Dihexa is a synthetic hexapeptide derived from angiotensin IV that activates the HGF/c-Met signaling pathway to drive synapse formation at concentrations far exceeding those of brain-derived neurotrophic factor. Originally developed at Washington State University, it remains one of the most intriguing — and controversial — compounds in the cognitive enhancement research space.
Dihexa (N-hexanoic-tyrosine-isoleucine-(6) aminohexanoic amide) was developed as a metabolically stable analog of angiotensin IV, a peptide fragment of the classic blood pressure hormone system. Unlike angiotensin IV itself, Dihexa was engineered to cross the blood-brain barrier efficiently — achieving approximately 78% penetration — and to resist rapid enzymatic breakdown. Its core mechanism involves binding to hepatocyte growth factor (HGF) and potentiating the activation of the c-Met receptor, which in turn triggers cascades governing dendritic spine formation, synaptic density, and neuroplasticity.

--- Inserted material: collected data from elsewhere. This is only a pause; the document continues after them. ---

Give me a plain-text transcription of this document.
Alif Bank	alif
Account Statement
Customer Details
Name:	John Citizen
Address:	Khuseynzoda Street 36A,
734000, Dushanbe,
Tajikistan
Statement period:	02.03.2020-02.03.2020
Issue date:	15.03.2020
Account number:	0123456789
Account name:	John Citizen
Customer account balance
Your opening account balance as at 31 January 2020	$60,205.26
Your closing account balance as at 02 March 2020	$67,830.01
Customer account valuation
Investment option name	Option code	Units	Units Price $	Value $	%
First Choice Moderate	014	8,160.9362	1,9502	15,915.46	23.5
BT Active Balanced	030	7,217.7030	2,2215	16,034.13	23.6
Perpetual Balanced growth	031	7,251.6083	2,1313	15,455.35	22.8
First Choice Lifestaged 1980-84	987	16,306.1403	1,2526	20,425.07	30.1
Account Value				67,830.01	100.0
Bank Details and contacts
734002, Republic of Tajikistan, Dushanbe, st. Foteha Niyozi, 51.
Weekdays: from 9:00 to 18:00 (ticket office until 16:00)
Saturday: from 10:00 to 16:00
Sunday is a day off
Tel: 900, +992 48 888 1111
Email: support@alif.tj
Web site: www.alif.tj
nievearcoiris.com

This mechanism is structurally distinct from most cognitive compounds, which target neurotransmitter systems rather than synapse-building pathways directly.
In preclinical research, Dihexa has demonstrated the capacity to induce hippocampal spinogenesis and synaptogenesis at picomolar concentrations — a level of potency estimated at roughly ten million times greater than BDNF for triggering similar structural changes. A 2021 study published in Brain Sciences (Chai et al.) confirmed cognitive improvements in an Alzheimer mouse model through the PI3K/AKT signaling pathway, finding enhanced spatial learning, increased neuronal density, and elevated synaptic protein expression. This research remains in good standing and represents one of the more rigorous independent replications of Dihexa's procognitive effects.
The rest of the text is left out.